M&P, offering its Products, needs information about the communication details of Users. At the same time, M&P requests a minimum amount of this information from the User in order to maintain contact with the User. This information includes:
- last name, first name, patronymic of the User;
- e-mail address;
- mobile phone number;
- conditions of the application, registration number (for lawyers);
- data about the time of visiting the Site.

In the process of processing applications (orders), M&P may collect and store the above personal information.
M&P may combine anonymized data with other information received from third parties and use it to improve and personalize services, content and advertising.
M&P may also provide personal data of Users:
- service providers who provide contractual assistance in providing Products (for example, fraud investigation, payment collection, customer service, consultant services);
- third parties to whom Users directly ask M&P to send their personal data;
- law enforcement agencies, other government agencies or third parties as part of the investigation of criminal cases, other illegal activities or any activity that may lead to liability for M&P or its Users.

M&P guarantees the User that it will not provide his personal data to any persons, including government agencies, without a request made in strict accordance with the legislation of the Russian Federation.
Personal data of Users is stored in M&P information systems and saved in various ways (passwords, encryption, access restrictions, physical security) to protect against unauthorized access and disclosure.
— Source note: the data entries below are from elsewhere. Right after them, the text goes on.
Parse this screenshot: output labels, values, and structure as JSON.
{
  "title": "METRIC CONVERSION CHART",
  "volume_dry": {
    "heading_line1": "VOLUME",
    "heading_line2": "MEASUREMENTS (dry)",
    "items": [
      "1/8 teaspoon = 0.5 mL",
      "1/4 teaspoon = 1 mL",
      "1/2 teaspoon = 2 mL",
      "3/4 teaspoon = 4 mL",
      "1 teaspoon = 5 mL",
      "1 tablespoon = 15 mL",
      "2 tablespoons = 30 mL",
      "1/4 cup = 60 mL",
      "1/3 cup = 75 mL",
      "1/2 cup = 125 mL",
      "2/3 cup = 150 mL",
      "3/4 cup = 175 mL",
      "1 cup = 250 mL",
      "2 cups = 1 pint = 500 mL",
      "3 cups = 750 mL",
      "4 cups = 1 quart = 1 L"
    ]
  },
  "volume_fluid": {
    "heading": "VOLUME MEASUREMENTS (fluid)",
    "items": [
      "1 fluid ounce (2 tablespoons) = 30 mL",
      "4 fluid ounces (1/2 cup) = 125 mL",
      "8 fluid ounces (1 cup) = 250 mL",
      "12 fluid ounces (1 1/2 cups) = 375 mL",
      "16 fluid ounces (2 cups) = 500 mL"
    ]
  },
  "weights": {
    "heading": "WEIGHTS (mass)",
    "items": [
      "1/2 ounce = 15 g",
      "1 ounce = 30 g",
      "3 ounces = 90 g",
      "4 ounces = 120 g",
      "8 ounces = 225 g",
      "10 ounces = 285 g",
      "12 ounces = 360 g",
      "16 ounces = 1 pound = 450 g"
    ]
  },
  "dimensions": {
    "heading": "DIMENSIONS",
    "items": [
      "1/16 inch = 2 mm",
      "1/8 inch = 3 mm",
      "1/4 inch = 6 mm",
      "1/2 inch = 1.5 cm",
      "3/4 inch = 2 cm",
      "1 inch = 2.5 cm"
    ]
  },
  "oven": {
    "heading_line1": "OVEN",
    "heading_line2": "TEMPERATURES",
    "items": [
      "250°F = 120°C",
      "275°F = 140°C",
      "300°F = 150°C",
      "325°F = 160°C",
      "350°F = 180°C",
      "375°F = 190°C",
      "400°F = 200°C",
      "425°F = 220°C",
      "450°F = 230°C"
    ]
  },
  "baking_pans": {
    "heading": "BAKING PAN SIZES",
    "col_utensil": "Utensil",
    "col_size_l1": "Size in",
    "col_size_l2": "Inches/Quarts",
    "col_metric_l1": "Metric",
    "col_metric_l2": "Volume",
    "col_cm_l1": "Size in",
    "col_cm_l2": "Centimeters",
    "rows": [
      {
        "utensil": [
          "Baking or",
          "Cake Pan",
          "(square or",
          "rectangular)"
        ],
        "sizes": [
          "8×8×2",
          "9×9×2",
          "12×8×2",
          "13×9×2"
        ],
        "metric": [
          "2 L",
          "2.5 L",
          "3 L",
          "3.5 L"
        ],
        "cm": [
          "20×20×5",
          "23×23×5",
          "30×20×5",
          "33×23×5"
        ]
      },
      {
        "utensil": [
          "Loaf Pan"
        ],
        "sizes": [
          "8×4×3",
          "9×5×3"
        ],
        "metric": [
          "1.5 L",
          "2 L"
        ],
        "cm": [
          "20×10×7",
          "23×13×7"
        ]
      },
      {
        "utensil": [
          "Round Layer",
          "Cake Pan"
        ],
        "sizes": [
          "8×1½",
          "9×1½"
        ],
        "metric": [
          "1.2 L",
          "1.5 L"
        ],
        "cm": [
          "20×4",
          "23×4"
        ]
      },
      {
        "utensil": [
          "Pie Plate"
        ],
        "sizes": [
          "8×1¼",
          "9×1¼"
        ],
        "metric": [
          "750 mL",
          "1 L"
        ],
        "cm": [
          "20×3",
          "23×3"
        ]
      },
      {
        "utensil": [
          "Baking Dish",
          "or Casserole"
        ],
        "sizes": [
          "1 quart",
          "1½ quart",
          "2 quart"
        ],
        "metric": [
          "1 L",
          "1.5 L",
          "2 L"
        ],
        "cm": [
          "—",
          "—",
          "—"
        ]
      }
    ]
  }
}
Information systems that collect, record, systematize, accumulate, store, clarify, update, change and retrieve personal data of Users are located in Russia; cross-border transfer of personal data is not carried out.
The use, transfer, distribution, provision, access, depersonalization, blocking, deletion and destruction of Users’ personal data is carried out exclusively in accordance with the requirements of applicable law and the legitimate interests of Users.
M&P does not make decisions affecting the rights and legitimate interests of Users based solely on automated processing of personal data, except in cases of providing information as a result of a request made by the User himself.
In the event of loss or disclosure of personal data, M&P immediately informs the User of the loss or disclosure of personal data.
M&P, together with the subject of personal data, takes all necessary measures to prevent losses or other negative consequences caused by the loss or disclosure of the User’s personal data.
M&P is constantly improving the way it collects, stores and processes data, including security measures. In this regard, as well as in cases of changes in legislation on personal data, M&P may change this Policy at any time by notifying Users by posting relevant information on the Site. Such changes take effect immediately after they are posted on the Site. If the User, after making such changes, continues to use the Site Products, he is deemed to have agreed to such changes. In this case, the User’s separate consent is not required.